Borg, who serves as Canon Theologian at Trinity Episcopal Cathedral in Portland and Hundere Chair of Religion and Culture Emeritus in the Philosophy Department at Oregon State University, presented a lecture entitled, “Speaking Christian: Reclaiming Christian Language,” on Wednesday, November 3, at the 6th Annual David and Marilyn Knutson Lecture.
The lectureship brings to campus nationally recognized scholars who creatively work within the historical, scriptural, and theological sources of a living faith tradition, bringing those sources into dialogue with contemporary questions and challenges.
Borg argued there are two central features of “common Christianity” that have shaped the meanings of much of Christian language and can explain why it’s becoming increasingly unfamiliar.
These features are the literalization of Christian language and an understanding, or misunderstanding, of Christianity’s core message.
Literalization of the Christian language—believing that all or even just some of the Bible is literally and absolutely true—is neither ancient nor traditional, Borg said.
“Biblical inerrancy and insistence on the literal interpretation of the Bible are modern products of the last few hundreds years,” Borg said.
Borg suggested an exercise: think back to the end of your childhood, age 10 or 12, and think about what you would have said about the heart of the gospel if you had to sum it up in a sentence or two.
He vividly recalled what his answer would have been at the time: “Jesus died for our sins so that we can be forgiven and go to heaven if we believe in him.”
“Even if you grew up in non church going family,” Borg said, “you would have formed such impression by age 12 or so.”
Analyzing his own response he said, “let me underline what it emphasizes, the afterlife.

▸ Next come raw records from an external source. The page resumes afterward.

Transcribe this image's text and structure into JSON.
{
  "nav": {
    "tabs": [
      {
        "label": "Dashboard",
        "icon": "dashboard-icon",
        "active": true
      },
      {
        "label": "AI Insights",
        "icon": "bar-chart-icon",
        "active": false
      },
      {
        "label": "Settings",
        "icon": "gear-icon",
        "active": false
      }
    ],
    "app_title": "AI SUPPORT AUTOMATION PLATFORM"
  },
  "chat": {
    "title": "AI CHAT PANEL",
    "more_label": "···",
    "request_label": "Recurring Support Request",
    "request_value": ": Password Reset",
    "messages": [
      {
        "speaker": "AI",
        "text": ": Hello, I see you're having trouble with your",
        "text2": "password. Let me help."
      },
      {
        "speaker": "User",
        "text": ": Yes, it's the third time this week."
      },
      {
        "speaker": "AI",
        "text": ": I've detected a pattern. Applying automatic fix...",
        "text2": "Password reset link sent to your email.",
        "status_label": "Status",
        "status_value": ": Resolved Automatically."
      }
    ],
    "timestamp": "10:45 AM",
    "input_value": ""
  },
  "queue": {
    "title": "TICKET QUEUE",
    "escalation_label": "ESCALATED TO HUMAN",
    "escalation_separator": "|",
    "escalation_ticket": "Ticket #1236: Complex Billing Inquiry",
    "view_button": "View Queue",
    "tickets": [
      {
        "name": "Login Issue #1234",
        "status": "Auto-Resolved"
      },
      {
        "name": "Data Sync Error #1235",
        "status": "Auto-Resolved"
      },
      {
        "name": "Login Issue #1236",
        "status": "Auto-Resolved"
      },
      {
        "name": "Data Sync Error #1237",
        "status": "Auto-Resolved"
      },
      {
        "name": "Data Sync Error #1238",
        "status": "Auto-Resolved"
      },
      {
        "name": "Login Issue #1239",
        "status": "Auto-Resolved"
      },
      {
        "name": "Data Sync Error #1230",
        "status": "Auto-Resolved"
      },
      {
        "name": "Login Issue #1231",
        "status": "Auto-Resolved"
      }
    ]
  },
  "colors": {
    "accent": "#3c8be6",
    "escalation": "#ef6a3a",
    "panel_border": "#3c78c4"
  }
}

It emphasizes our sinfulness,” he said.
His response wasn’t peculiar to his upbringing, but it was and is central to common Christianity, Borg said.
Words have their meaning within contexts and frameworks, he said. Borg argued that the meanings of words in the bible are much different, richer and fuller than in our minds.

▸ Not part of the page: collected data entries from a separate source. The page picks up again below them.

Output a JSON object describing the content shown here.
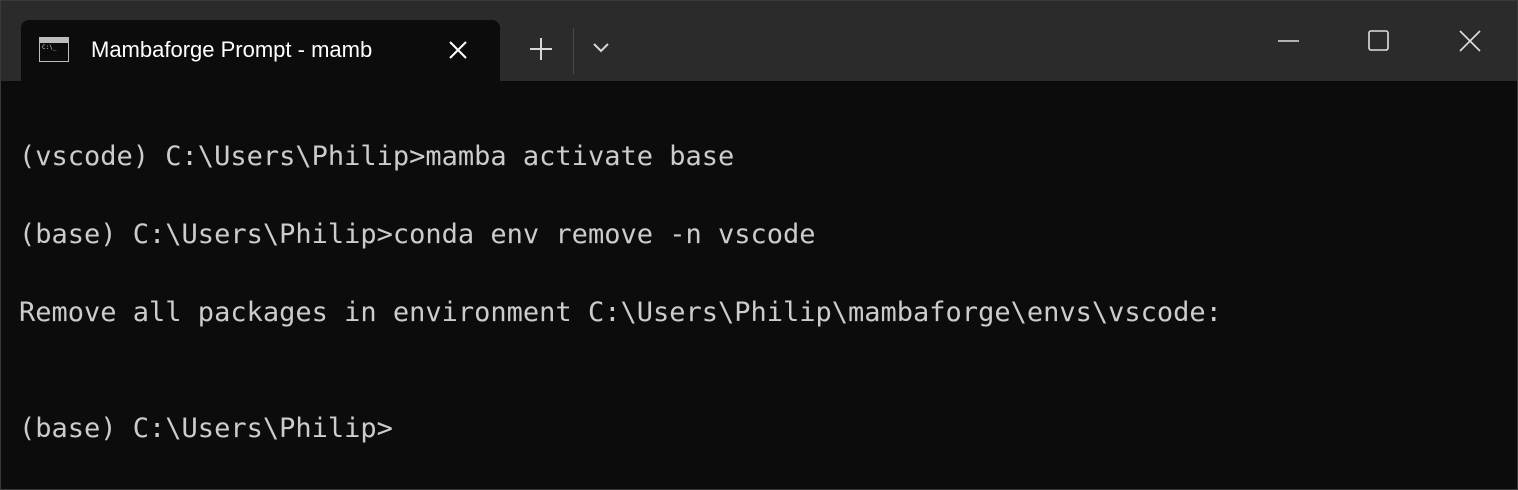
{
  "tab": {
    "title": "Mambaforge Prompt - mamb",
    "icon": "console-icon"
  },
  "icons": {
    "tab_close": "close-icon",
    "new_tab": "plus-icon",
    "dropdown": "chevron-down-icon",
    "minimize": "minimize-icon",
    "maximize": "maximize-icon",
    "close_window": "close-icon"
  },
  "terminal": {
    "lines": [
      "(vscode) C:\\Users\\Philip>mamba activate base",
      "(base) C:\\Users\\Philip>conda env remove -n vscode",
      "Remove all packages in environment C:\\Users\\Philip\\mambaforge\\envs\\vscode:",
      "(base) C:\\Users\\Philip>"
    ]
  },
  "colors": {
    "background": "#0c0c0c",
    "titlebar": "#2b2b2b",
    "text": "#cccccc"
  }
}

“The most common meanings of these words are simply wrong,” he said. They distort the biblical meaning, “hence the need to learn how to speak Christian again.”
As an example, Borg analyzed the biblical and contemporary meanings of the word salvation. Most people think the word salvation relates to sins and forgiveness, but nothing in the bible alludes to this, said Borg.
“It (salvation) names the aim, the goal, the purpose of Christian life,” said Borg, “and yet for many people it’s not only misunderstood, it’s a loaded word.”
Borg argued that the modern interpretation of the word salvation is “a terrible reduction of the meaning of that word.”
“Salvation in the Bible is primarily about transformation in this life, in this side of death, a two-fold transformation, a transformation of ourselves and the world,” said Borg. “Salvation is about reconnection. Salvation is about healing the wounds of existence and we all grew up wounded.”
Christian language is becoming increasingly unfamiliar because of a framework that has developed over the last few hundred year years, Borg said. Common Christianity, what most Christians learned and take for granted, has significantly shaped the meanings of much of Christian language.
Many who attended Borg’s lecture said they enjoyed the lecture and the approach Borg took to this topic.
“He speaks to all of the people who cannot embrace what they grew up with as children,” said Lynn Ostenson ‘71. “He gives people something to replace the traditional Christianity that isn’t working for them anymore.”
“I’m not a religion major so I don’t get a chance to study these things,” said senior psychology major Sarah Eisert of Borg’s lecture. “It’s a more cohesive critique of traditional Christianity and how it can be seen differently and in a way that I could understand.”